Schools  struggle to develop a curriculum that helps teachers teach the skills of  the future. And therein lies the problem. Will children be equipped  with the skills to solve the problem of global warming in a curriculum  that omits design, technology and arts?


Sir Ken Robinson calls for a  new Balance – one that builds a creative and cultural education around  the core curriculum of Language Arts, Maths, Science and The Humanities.

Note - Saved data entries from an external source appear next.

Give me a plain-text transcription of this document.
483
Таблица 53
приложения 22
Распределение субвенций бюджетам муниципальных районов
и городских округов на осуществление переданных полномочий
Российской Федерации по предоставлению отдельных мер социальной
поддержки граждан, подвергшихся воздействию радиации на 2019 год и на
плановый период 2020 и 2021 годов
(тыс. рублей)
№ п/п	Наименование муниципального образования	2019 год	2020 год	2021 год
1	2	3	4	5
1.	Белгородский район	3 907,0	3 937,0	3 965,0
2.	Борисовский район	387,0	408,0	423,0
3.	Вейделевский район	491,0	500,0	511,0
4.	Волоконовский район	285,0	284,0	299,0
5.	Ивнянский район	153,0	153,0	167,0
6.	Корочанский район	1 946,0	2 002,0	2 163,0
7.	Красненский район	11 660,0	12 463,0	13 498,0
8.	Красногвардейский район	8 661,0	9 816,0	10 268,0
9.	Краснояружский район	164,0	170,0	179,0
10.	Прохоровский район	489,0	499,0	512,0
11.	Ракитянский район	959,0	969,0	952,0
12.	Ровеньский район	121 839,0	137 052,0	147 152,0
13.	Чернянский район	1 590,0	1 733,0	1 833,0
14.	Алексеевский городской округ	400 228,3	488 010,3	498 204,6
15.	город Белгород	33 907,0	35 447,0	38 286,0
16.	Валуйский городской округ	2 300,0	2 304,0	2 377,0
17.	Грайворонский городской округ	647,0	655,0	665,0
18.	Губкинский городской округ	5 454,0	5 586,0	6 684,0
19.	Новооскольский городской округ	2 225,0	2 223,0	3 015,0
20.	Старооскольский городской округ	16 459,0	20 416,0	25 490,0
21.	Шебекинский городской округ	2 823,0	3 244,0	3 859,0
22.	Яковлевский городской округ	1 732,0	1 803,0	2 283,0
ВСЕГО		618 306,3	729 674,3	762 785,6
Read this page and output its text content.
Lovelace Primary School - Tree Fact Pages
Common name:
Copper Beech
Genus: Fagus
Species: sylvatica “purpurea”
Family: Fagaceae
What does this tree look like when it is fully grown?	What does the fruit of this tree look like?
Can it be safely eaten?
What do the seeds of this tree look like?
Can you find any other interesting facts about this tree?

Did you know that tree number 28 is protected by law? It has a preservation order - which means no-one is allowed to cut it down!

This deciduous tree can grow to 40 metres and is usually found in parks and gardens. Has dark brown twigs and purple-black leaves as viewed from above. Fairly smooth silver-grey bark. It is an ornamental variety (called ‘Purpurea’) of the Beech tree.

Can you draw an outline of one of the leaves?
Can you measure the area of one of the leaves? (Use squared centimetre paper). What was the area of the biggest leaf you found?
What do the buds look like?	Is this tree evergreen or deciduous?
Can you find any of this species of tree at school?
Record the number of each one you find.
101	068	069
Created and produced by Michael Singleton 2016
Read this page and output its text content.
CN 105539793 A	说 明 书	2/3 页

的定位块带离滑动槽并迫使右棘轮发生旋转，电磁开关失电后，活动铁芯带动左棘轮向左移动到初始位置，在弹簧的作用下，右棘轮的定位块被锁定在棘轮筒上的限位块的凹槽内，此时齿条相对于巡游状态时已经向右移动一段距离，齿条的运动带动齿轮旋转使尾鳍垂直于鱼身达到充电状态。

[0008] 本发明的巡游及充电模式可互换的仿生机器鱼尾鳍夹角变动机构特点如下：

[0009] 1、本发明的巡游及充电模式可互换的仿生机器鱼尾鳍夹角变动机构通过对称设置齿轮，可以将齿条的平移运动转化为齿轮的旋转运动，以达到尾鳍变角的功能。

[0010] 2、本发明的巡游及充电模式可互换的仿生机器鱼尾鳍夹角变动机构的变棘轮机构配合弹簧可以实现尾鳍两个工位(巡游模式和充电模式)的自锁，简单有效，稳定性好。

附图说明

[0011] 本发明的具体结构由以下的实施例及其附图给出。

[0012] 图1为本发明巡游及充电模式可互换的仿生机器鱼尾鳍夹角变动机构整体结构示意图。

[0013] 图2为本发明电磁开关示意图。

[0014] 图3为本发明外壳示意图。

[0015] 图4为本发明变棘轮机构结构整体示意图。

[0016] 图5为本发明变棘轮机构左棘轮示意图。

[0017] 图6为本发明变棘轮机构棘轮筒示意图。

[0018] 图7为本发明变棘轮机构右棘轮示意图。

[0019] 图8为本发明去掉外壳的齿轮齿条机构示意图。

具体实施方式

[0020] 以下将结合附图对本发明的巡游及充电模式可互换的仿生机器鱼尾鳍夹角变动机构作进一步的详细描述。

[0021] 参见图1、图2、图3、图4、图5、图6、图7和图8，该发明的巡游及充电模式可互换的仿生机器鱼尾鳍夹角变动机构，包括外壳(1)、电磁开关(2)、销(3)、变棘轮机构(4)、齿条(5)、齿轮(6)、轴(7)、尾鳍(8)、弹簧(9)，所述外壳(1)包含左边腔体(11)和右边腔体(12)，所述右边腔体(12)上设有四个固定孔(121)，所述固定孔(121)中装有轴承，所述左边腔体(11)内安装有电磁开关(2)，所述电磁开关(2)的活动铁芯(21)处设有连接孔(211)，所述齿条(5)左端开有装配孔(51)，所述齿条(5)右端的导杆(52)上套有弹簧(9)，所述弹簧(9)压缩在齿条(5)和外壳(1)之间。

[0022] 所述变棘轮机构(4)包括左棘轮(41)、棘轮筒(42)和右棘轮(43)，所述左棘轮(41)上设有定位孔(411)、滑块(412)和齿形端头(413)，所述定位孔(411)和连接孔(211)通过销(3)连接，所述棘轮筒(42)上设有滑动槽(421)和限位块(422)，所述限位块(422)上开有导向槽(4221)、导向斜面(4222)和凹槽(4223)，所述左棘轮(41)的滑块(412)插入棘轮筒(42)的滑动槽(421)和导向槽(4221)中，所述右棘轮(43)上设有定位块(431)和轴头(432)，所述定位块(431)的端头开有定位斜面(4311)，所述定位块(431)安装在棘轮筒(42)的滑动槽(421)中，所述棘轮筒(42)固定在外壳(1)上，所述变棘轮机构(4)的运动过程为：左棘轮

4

 Over a number of years the balance in education appears to have been  lost. We force young people to choose between the arts and sciences at  the age of 14!
So here are some Mantras for the future for Parents & Schools

  1. Academic ability alone will no longer guarantee success or personal  achievement. While employers continue to demand high academic standards,  they also now want more. They want people who can adapt, see  connections, innovate, communicate and work with others. These are  skills schools need to build into their Teaching & Learning  processes.
  2. The creative industries will continue to thrive – they  will interact with innovations in science and technology. So we need to  place emphasis on the Arts and build creative thinking processes into  our Teaching & Learning
    Most young people will change not just  jobs, but occupations, several times in their working lives. There is a  growing emphasis on freelance work, short contracts, self-employment  and entrepreneurial ability. So adaptability and resilience is KEY
  3. Every single person in the world of work will need the ability to  change, the self-confidence to learn new things and the capacity for  overview. The curriculum, therefore, calls for breadth, for programs for  the emotional wellbeing of our children which foster a strong sense of  self and above all, resilience.
  4. We will have to stop viewing  children through the lens of academic ability alone and appreciate that  each individual has highly developed alternative intellectual abilities.  A child with poor spatial abilities may have high linguistic or aural  intelligence. Some children have particular capacities for mathematics,  for music, for dance, for languages, or for several of these. When  children discover their real strengths, there can be a dramatic change  in their overall motivation in education.
  5. Physical education is  central to this balance in the curriculum. It contributes directly to  the physical health of young people. There is now evidence that physical  education can also enhance creative processes by quickening  concentration and mental agility.

Finally - let’s be prepared  for a life of learning because our learning will never end. We need to  prepare our children to adapt and continuously learn because whatever  the world looks like in 2030 we need to be willing to acquire new skills  and experiences to prepare for 2050, and beyond.